Never ones to issue statements or dictate meaning, Fischli and Weiss pondered questions great and small, sometimes imitating whimsical philosophers. Perhaps in part because they were a team of two, they challenged the idea of dualism, a cornerstone of Western thought. In one way or another, everything the artists produced playfully unravels what they understood to be “popular opposites”—labor versus leisure, fiction versus reality, kitsch versus beauty, and the banal versus the sublime, among others. Fischli and Weiss undid false divisions with the conviction that bewilderment itself might be a desirable state. They aimed to confuse hierarchies and values by creating systems doomed to fail and found beauty in states of imminent collapse.
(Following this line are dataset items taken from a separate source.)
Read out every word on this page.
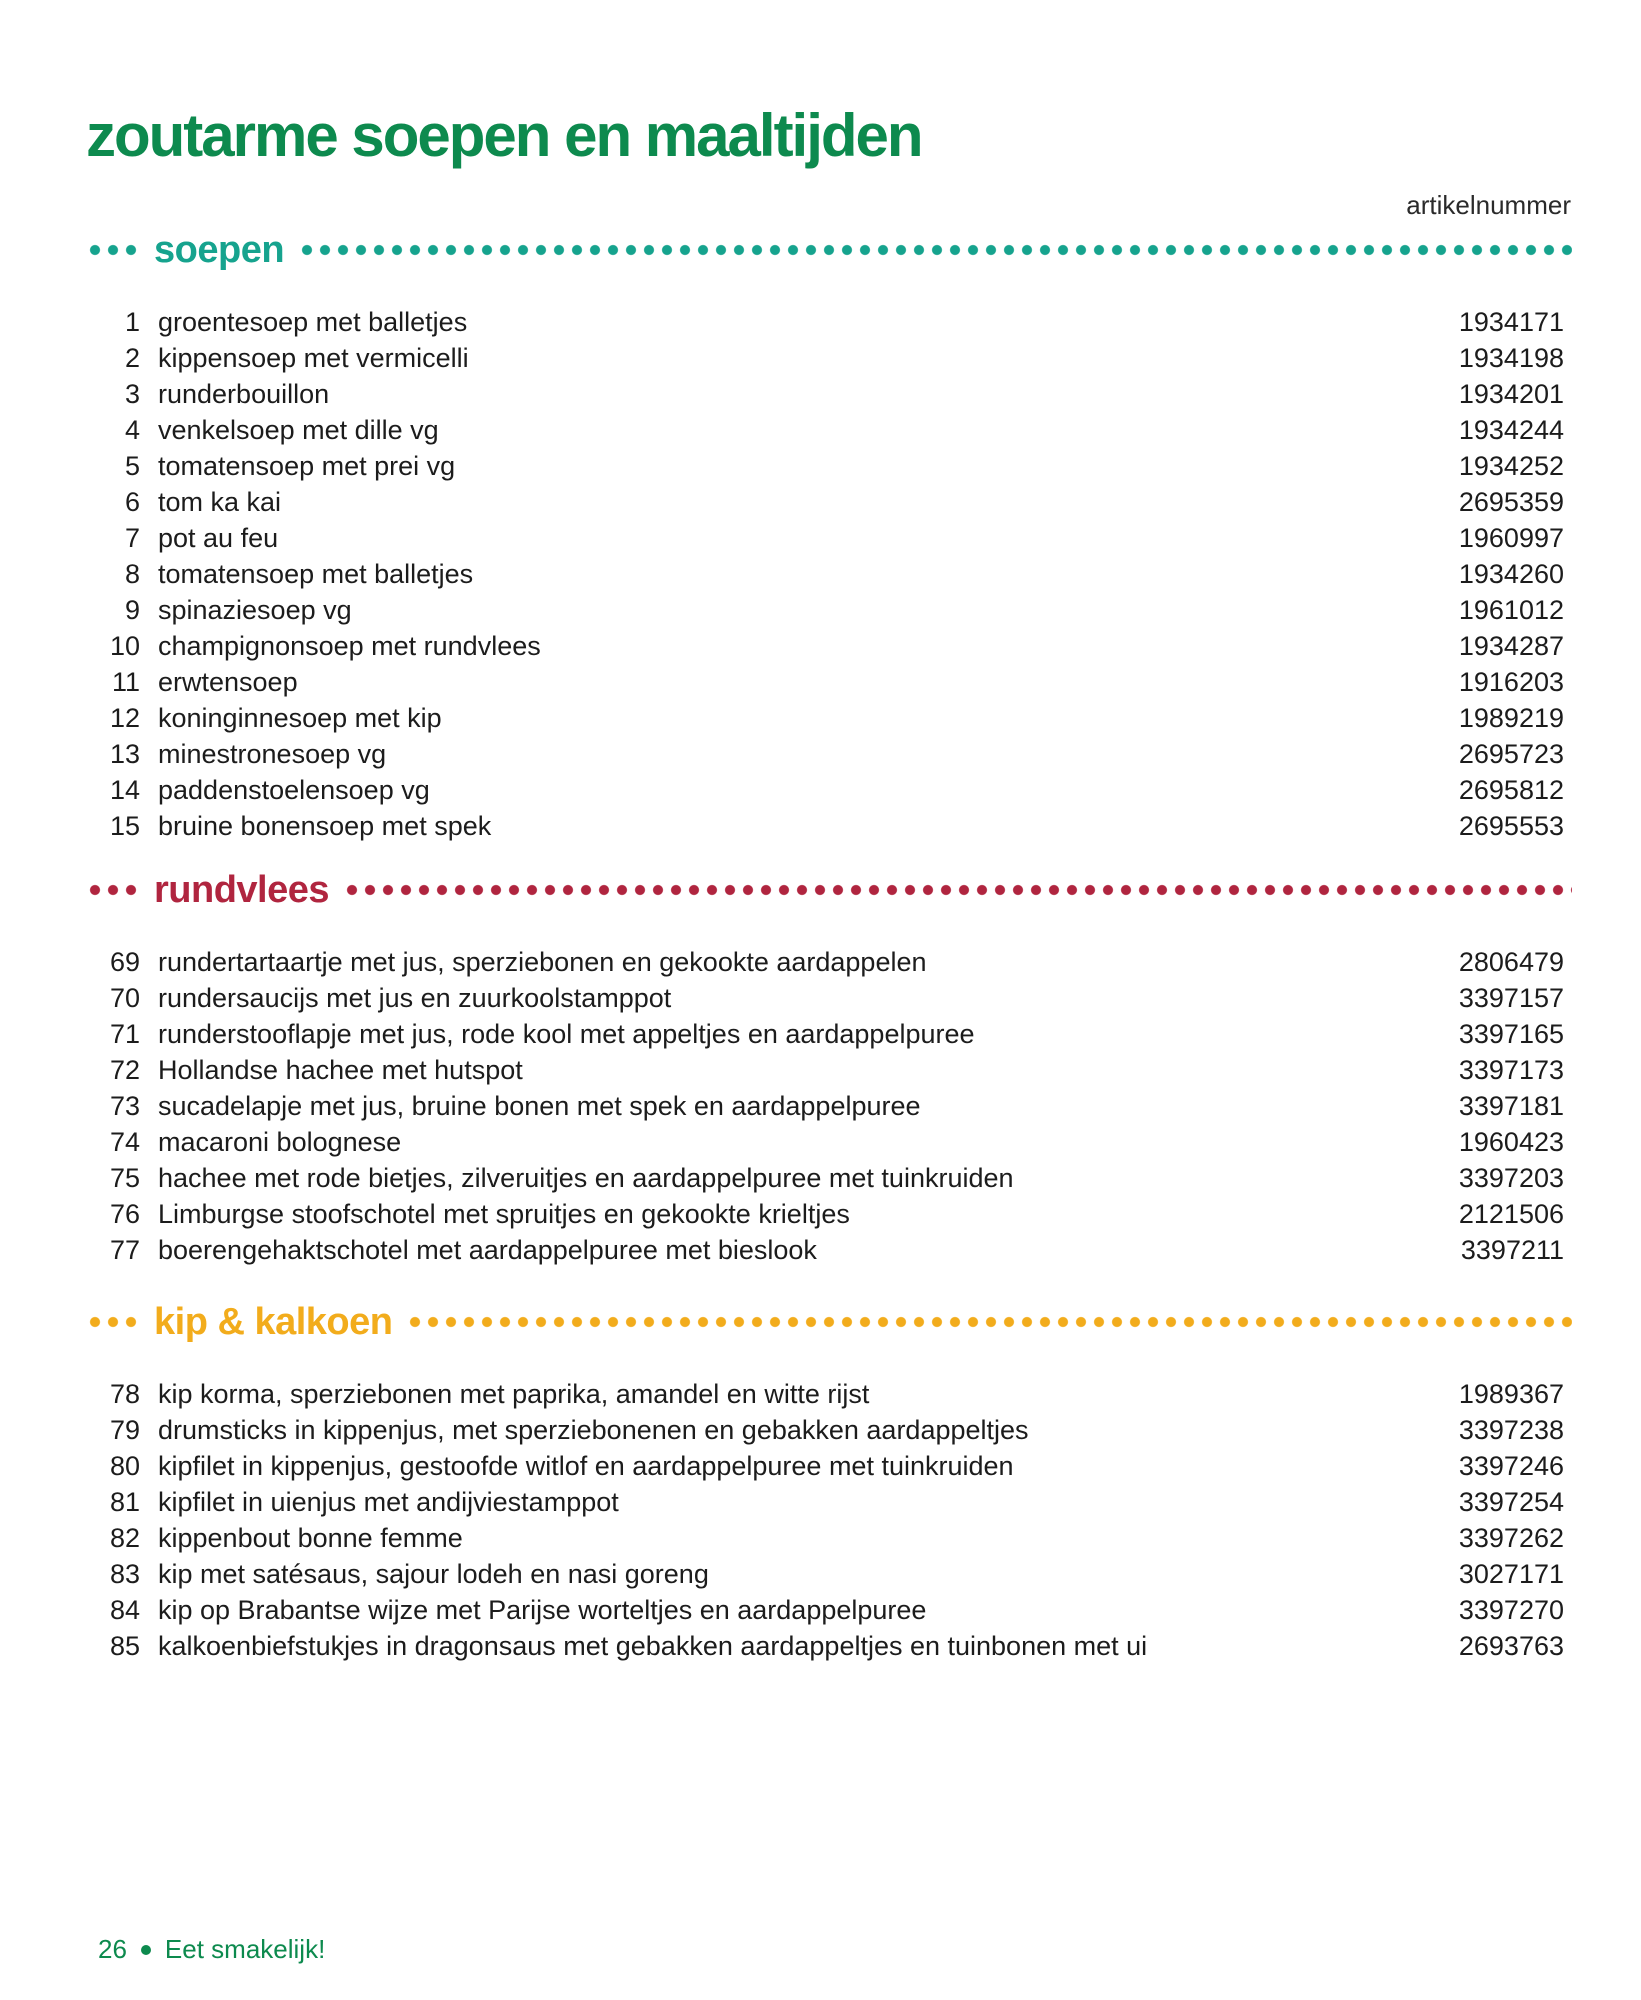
zoutarme soepen en maaltijden
artikelnummer
soepen
1 groentesoep met balletjes	1934171
2 kippensoep met vermicelli	1934198
3 runderbouillon	1934201
4 venkelsoep met dille vg	1934244
5 tomatensoep met prei vg	1934252
6 tom ka kai	2695359
7 pot au feu	1960997
8 tomatensoep met balletjes	1934260
9 spinaziesoep vg	1961012
10 champignonsoep met rundvlees	1934287
11 erwtensoep	1916203
12 koninginnesoep met kip	1989219
13 minestronesoep vg	2695723
14 paddenstoelensoep vg	2695812
15 bruine bonensoep met spek	2695553
rundvlees
69 rundertartaartje met jus, sperziebonen en gekookte aardappelen	2806479
70 rundersaucijs met jus en zuurkoolstamppot	3397157
71 runderstooflapje met jus, rode kool met appeltjes en aardappelpuree	3397165
72 Hollandse hachee met hutspot	3397173
73 sucadelapje met jus, bruine bonen met spek en aardappelpuree	3397181
74 macaroni bolognese	1960423
75 hachee met rode bietjes, zilveruitjes en aardappelpuree met tuinkruiden	3397203
76 Limburgse stoofschotel met spruitjes en gekookte krieltjes	2121506
77 boerengehaktschotel met aardappelpuree met bieslook	3397211
kip & kalkoen
78 kip korma, sperziebonen met paprika, amandel en witte rijst	1989367
79 drumsticks in kippenjus, met sperziebonenen en gebakken aardappeltjes	3397238
80 kipfilet in kippenjus, gestoofde witlof en aardappelpuree met tuinkruiden	3397246
81 kipfilet in uienjus met andijviestamppot	3397254
82 kippenbout bonne femme	3397262
83 kip met satésaus, sajour lodeh en nasi goreng	3027171
84 kip op Brabantse wijze met Parijse worteltjes en aardappelpuree	3397270
85 kalkoenbiefstukjes in dragonsaus met gebakken aardappeltjes en tuinbonen met ui	2693763
26 Eet smakelijk!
This retrospective brings together over three hundred sculptures, photographs, videos, and installations to form the most complete overview of the artists’ work to date. The presentation is not organized chronologically—instead, selections from each of Fischli and Weiss’s major series appear alongside works from other points in their career, creating dialogues that span the pair’s history of working together. This arrangement reflects the overlapping structure of their production and underscores the coherence of their diverse oeuvre. In this way, the exhibition encapsulates their collaboration, bringing into focus the incisive conversation the two artists sustained for thirty-three years.
Initially planned during David Weiss’s lifetime, Peter Fischli David Weiss: How to Work Better is organized by Nancy Spector, Deputy Director and Jennifer and David Stockman Chief Curator, and Nat Trotman, Curator, Performance and Media, in close collaboration with Peter Fischli.
To coincide with this exhibition, two public works by Fischli and Weiss will appear on the streets of New York. From February 5 to May 1, Public Art Fund presents the text-based monument to labor How to Work Better (1991) as a wall mural at the corner of Houston and Mott Streets. At 11:57 pm nightly throughout February, the video Büsi (Kitty) (2001) will appear in Times Square as part of Times Square Arts’ Midnight Moment program.
The exhibition opens at the Guggenheim February 5 and runs until April 27.